Today, it takes USCIS on average around five months to process an OPT application. This means that the average student is faced with a dire choice: leave the United States and return home and wait to see if OPT is granted, possibly missing an employment start date and taking on the cost of travel, or remain in this country, possibly falling out of status and being subject to immediate (and likely permanent) deportation. It’s a perfect catch-22. Somewhere, Joseph Heller is smiling.

The problem is widespread. At one major research university, more than 100 international students are caught up in this dilemma.

Relieving the Catch-22

That brings us back to Maria. She submitted her application 90 days in advance but never received notice that the application had been received, despite repeated attempts to find out. And the Citizenship and Immigration Services ombudsman never acknowledged her request for help. Out of concern that the agency did not receive the first application, Maria then submitted a second application (with another check for the application fee of $410, of course).
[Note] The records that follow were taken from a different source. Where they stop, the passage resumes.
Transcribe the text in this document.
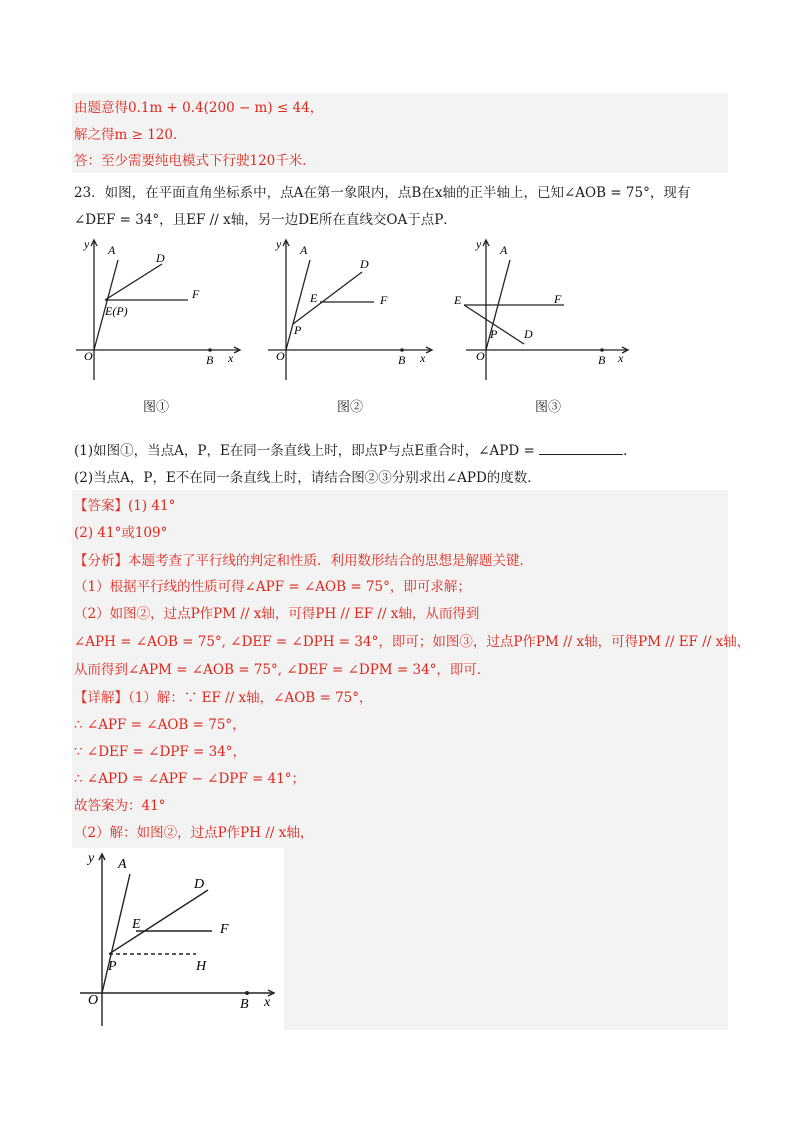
由题意得0.1m + 0.4(200 − m) ≤ 44，
解之得m ≥ 120．
答：至少需要纯电模式下行驶120千米．
23．如图，在平面直角坐标系中，点A在第一象限内，点B在x轴的正半轴上，已知∠AOB = 75°，现有
∠DEF = 34°，且EF // x轴，另一边DE所在直线交OA于点P．
y A
D
E(P)
F
O	B x
图①
y A
D
E	F
P
O	B x
图②
y A
E	F
P D
O	B x
图③
(1)如图①，当点A，P，E在同一条直线上时，即点P与点E重合时，∠APD =	．
(2)当点A，P，E不在同一条直线上时，请结合图②③分别求出∠APD的度数．
【答案】(1) 41°
(2) 41°或109°
【分析】本题考查了平行线的判定和性质．利用数形结合的思想是解题关键．
（1）根据平行线的性质可得∠APF = ∠AOB = 75°，即可求解；
（2）如图②，过点P作PM // x轴，可得PH // EF // x轴，从而得到
∠APH = ∠AOB = 75°, ∠DEF = ∠DPH = 34°，即可；如图③，过点P作PM // x轴，可得PM // EF // x轴，
从而得到∠APM = ∠AOB = 75°, ∠DEF = ∠DPM = 34°，即可．
【详解】（1）解：∵ EF // x轴，∠AOB = 75°，
∴ ∠APF = ∠AOB = 75°，
∵ ∠DEF = ∠DPF = 34°，
∴ ∠APD = ∠APF − ∠DPF = 41°；
故答案为：41°
（2）解：如图②，过点P作PH // x轴，
y A
D
E	F
P	H
O	B x
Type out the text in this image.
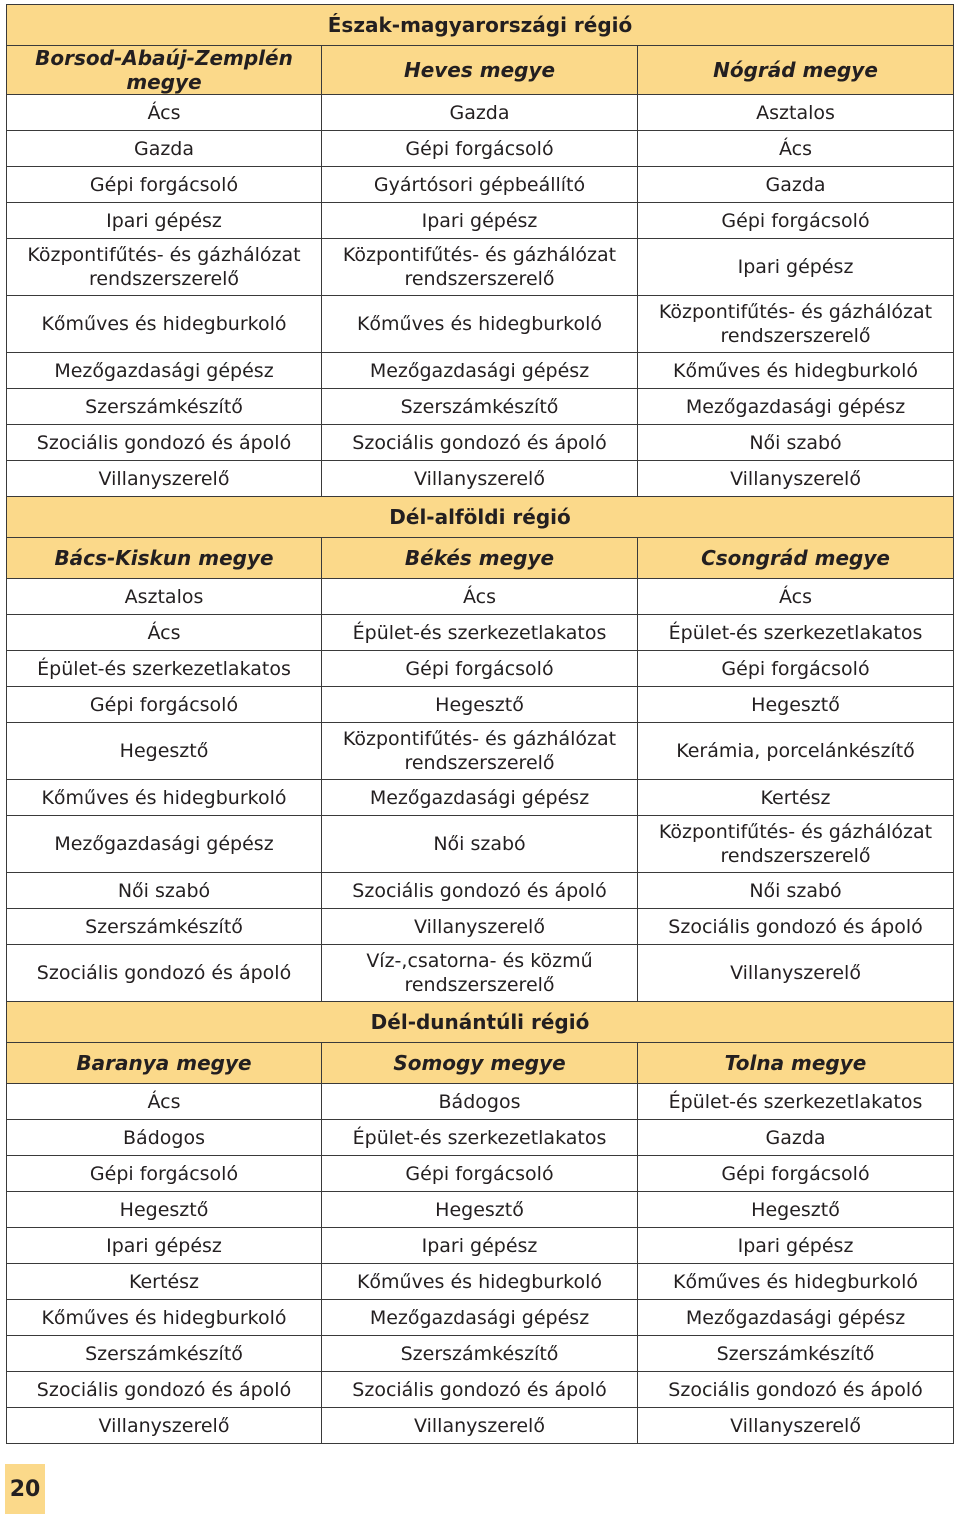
Észak-magyarországi régió		
Borsod-Abaúj-Zemplén megye	Heves megye	Nógrád megye
Ács	Gazda	Asztalos
Gazda	Gépi forgácsoló	Ács
Gépi forgácsoló	Gyártósori gépbeállító	Gazda
Ipari gépész	Ipari gépész	Gépi forgácsoló
Központifűtés- és gázhálózat rendszerszerelő	Központifűtés- és gázhálózat rendszerszerelő	Ipari gépész
Kőműves és hidegburkoló	Kőműves és hidegburkoló	Központifűtés- és gázhálózat rendszerszerelő
Mezőgazdasági gépész	Mezőgazdasági gépész	Kőműves és hidegburkoló
Szerszámkészítő	Szerszámkészítő	Mezőgazdasági gépész
Szociális gondozó és ápoló	Szociális gondozó és ápoló	Női szabó
Villanyszerelő	Villanyszerelő	Villanyszerelő
Dél-alföldi régió		
Bács-Kiskun megye	Békés megye	Csongrád megye
Asztalos	Ács	Ács
Ács	Épület-és szerkezetlakatos	Épület-és szerkezetlakatos
Épület-és szerkezetlakatos	Gépi forgácsoló	Gépi forgácsoló
Gépi forgácsoló	Hegesztő	Hegesztő
Hegesztő	Központifűtés- és gázhálózat rendszerszerelő	Kerámia, porcelánkészítő
Kőműves és hidegburkoló	Mezőgazdasági gépész	Kertész
Mezőgazdasági gépész	Női szabó	Központifűtés- és gázhálózat rendszerszerelő
Női szabó	Szociális gondozó és ápoló	Női szabó
Szerszámkészítő	Villanyszerelő	Szociális gondozó és ápoló
Szociális gondozó és ápoló	Víz-,csatorna- és közmű rendszerszerelő	Villanyszerelő
Dél-dunántúli régió		
Baranya megye	Somogy megye	Tolna megye
Ács	Bádogos	Épület-és szerkezetlakatos
Bádogos	Épület-és szerkezetlakatos	Gazda
Gépi forgácsoló	Gépi forgácsoló	Gépi forgácsoló
Hegesztő	Hegesztő	Hegesztő
Ipari gépész	Ipari gépész	Ipari gépész
Kertész	Kőműves és hidegburkoló	Kőműves és hidegburkoló
Kőműves és hidegburkoló	Mezőgazdasági gépész	Mezőgazdasági gépész
Szerszámkészítő	Szerszámkészítő	Szerszámkészítő
Szociális gondozó és ápoló	Szociális gondozó és ápoló	Szociális gondozó és ápoló
Villanyszerelő	Villanyszerelő	Villanyszerelő
20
That application was never acknowledged, either. Maria has until early this month before her grace period for remaining in the country expires.

In a January update, USCIS admitted it has a problem and promised to take steps to clear out the backlog. The good news is that, on Feb. 18, USCIS followed up with a message granting some flexibility for STEM OPT applicants, and then, on Feb. 26, granted other changes designed to help applicants, including being able to refile in a more timely manner if their original applications were rejected.

USCIS deserves credit for taking these steps. But every day that goes by without more aggressive and holistic steps to address the backlog, or to relieve the catch-22 it has created, is another day -- and more highly trained human resources -- that our nation is throwing away.

There are still thousands of OPT applicants caught in the backlog, and other problems that need to be corrected to ensure that the program runs as intended. What else needs to happen?

USCIS should immediately grant conditional approval for applications that have been delayed more than 90 days. And if the agency acknowledges that it needs five months to process applications, it should allow students to apply six months ahead of time. That would not require congressional action -- the agency can take these steps on its own and should do so immediately.

It’s not just overt negative actions -- like sending valid visa holders home when they arrive at a U.S. port of entry -- that have undermined the ability and desire of international students to study here. Sometimes it’s nothing more than a government agency that fails to effectively administer existing policies. But having publicly acknowledged the problem, USCIS has an affirmative obligation to take prompt, strong and meaningful steps to address its failures.

Meanwhile, Maria can hear the clock ticking louder every day.


Sarah Spreitzer is director of government relations at the American Council on Education. Terry W. Hartle is senior vice president of government relations and public affairs at ACE.